Sandy Bridge e.g. has a general bottleneck in the predecoder stage. Intel uses a trace cache to compensate this to some degree in case of loops (as long as the loop is small enough to fit into this trace cache, so e.g. loop unrolling optimizations create severe problems for Sandy Bridge). Bulldozer may not have a general bottleneck like this but for all processors you could create code snippets which would make them stall due to a bottleneck.
Taking SPEC(CPU2006) is not cherry picking. SPEC is the only fair real world CPU benchmark set out there and one which is fully transparent. All professionals use SPEC as a decision base for general CPU benchmarks. And I really don't know why SPEC benchmark results are not used at Anandtech and they prefer to use very specialized benchmarks.
Therefore, after the last few posts, it is possible to claim that in some cases, a hyperthreading CPU will only be able to run 1 thread, at any precise point in time, whereas a bulldozer module can run 2.
Sure it can switch between 2 threads quickly, but we are not discussing this.
Point made.
No, that is wrong.
In
ALL cases, a hyperthreading CPU will only be able to run 1 thread, at any precise point in time, whereas a bulldozer module can run 2.
Then it is correct. So at any given clock cycle only one thread is running. And they splitted it into a priority thread (the fast one) and a "waiting" thread (the slow one).
But do not get fooled, because of processor stalls this still gives performance improvement in many cases. But this is the reason why Hyperthreading gives only -5 to 30% of performance boost while this Bulldozer "module technology" gives 80-100% of performance boost.
There are even scenarios possible where the waiting thread in Intel's HT will be never executed at all.
E.g. for chess programs the performance will even degrade if you enable HyperThreading, where Bulldozer's split core approach would perfectly shine. So e.g. chess programs would be a benchmark which will favor AMD Bulldozer and totally cannot profit from HT.

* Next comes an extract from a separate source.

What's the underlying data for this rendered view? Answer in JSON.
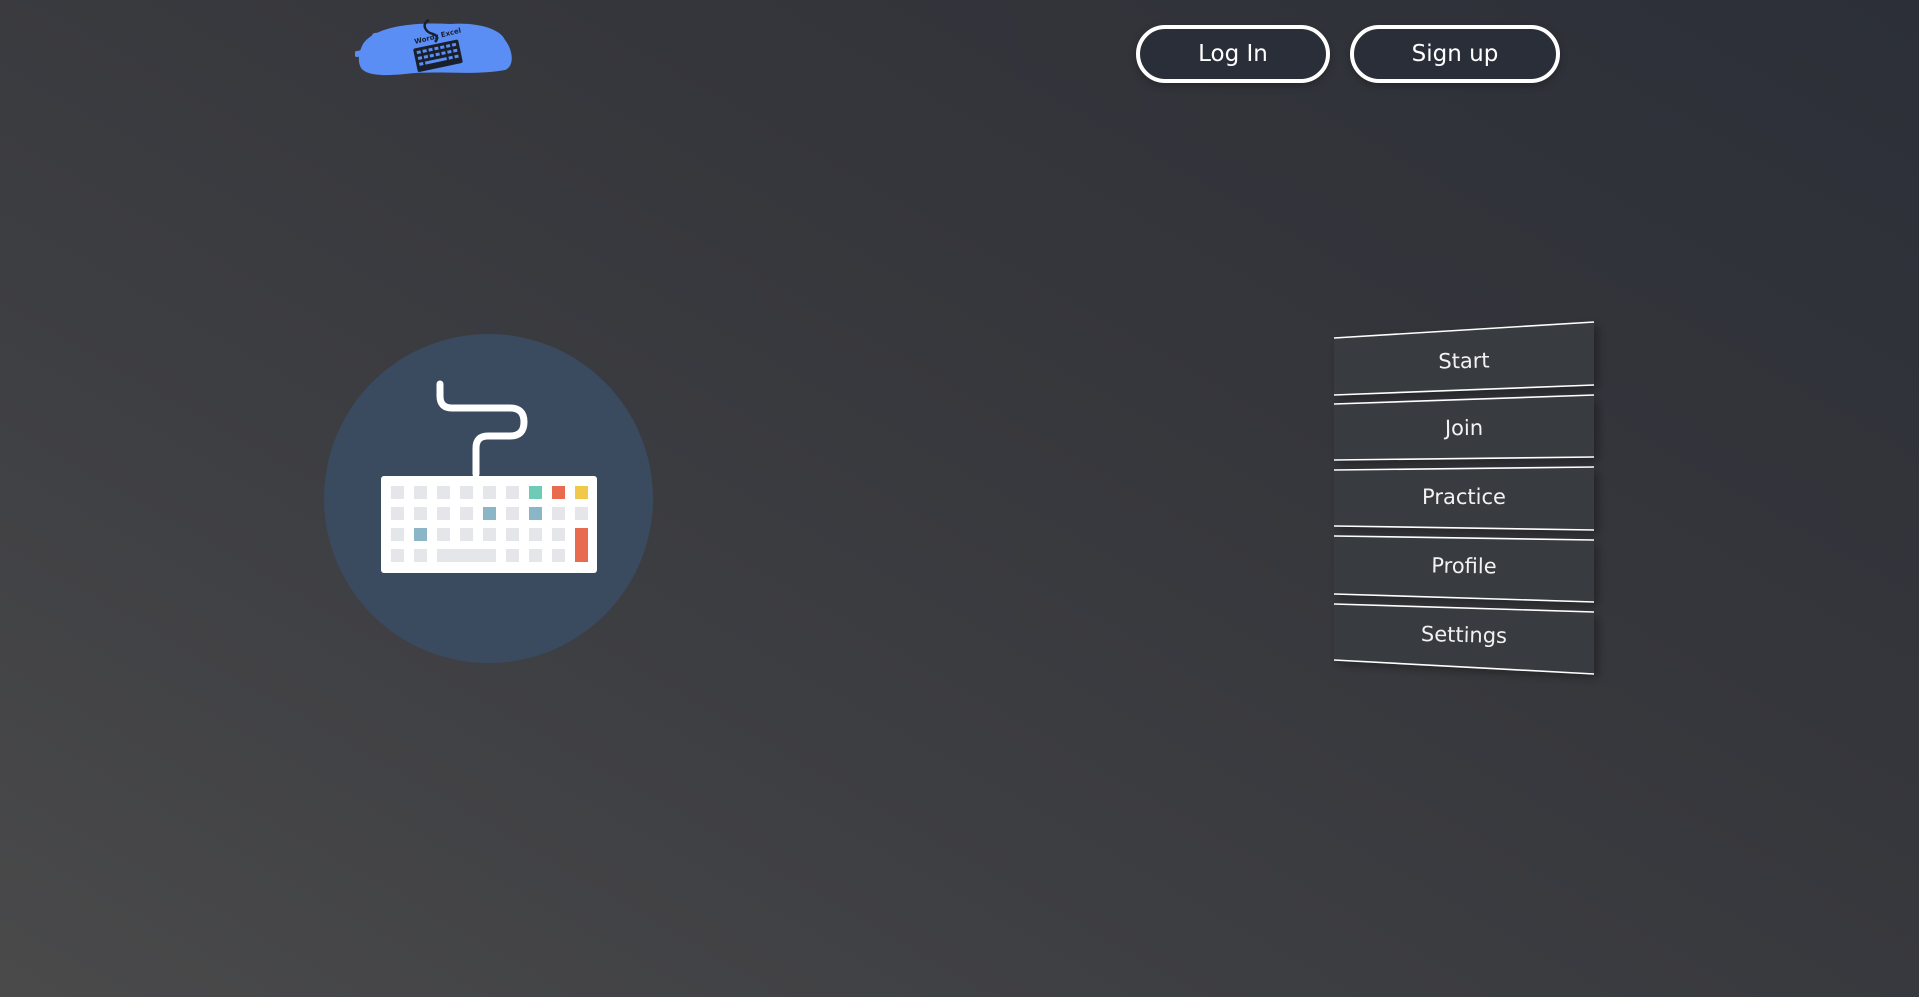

Generally speaking HT shines if the workload is extremly memory intense and the priority thread has often to wait for memory results to come in. If this is the case the waiting thread will execute. The waiting thread can also use other pipeline stalls of the priority thread (e.g. because of branch misprediction) to execute.
This gives the funny effect that if Intel improves branch predition and memory subsystem then the priority thread gives more performance while the waiting threads gives less performance. So overall there will be no performance improvement. For Bulldozer if branch prediction and/or memory subsytem is improved both threads will be faster so they double the overall performance gain from such improvements.
Likly that was a reason why AMD made significant improvements in the Bulldozer design for that (prefetcher, predictor with/deepth, double memory bandwith to caches, reduced latency of memory controller, increased load/store queue).
On the other hand this double half cores create more stress to the memory subsystem (not to the predictors and L1 since those are doubled).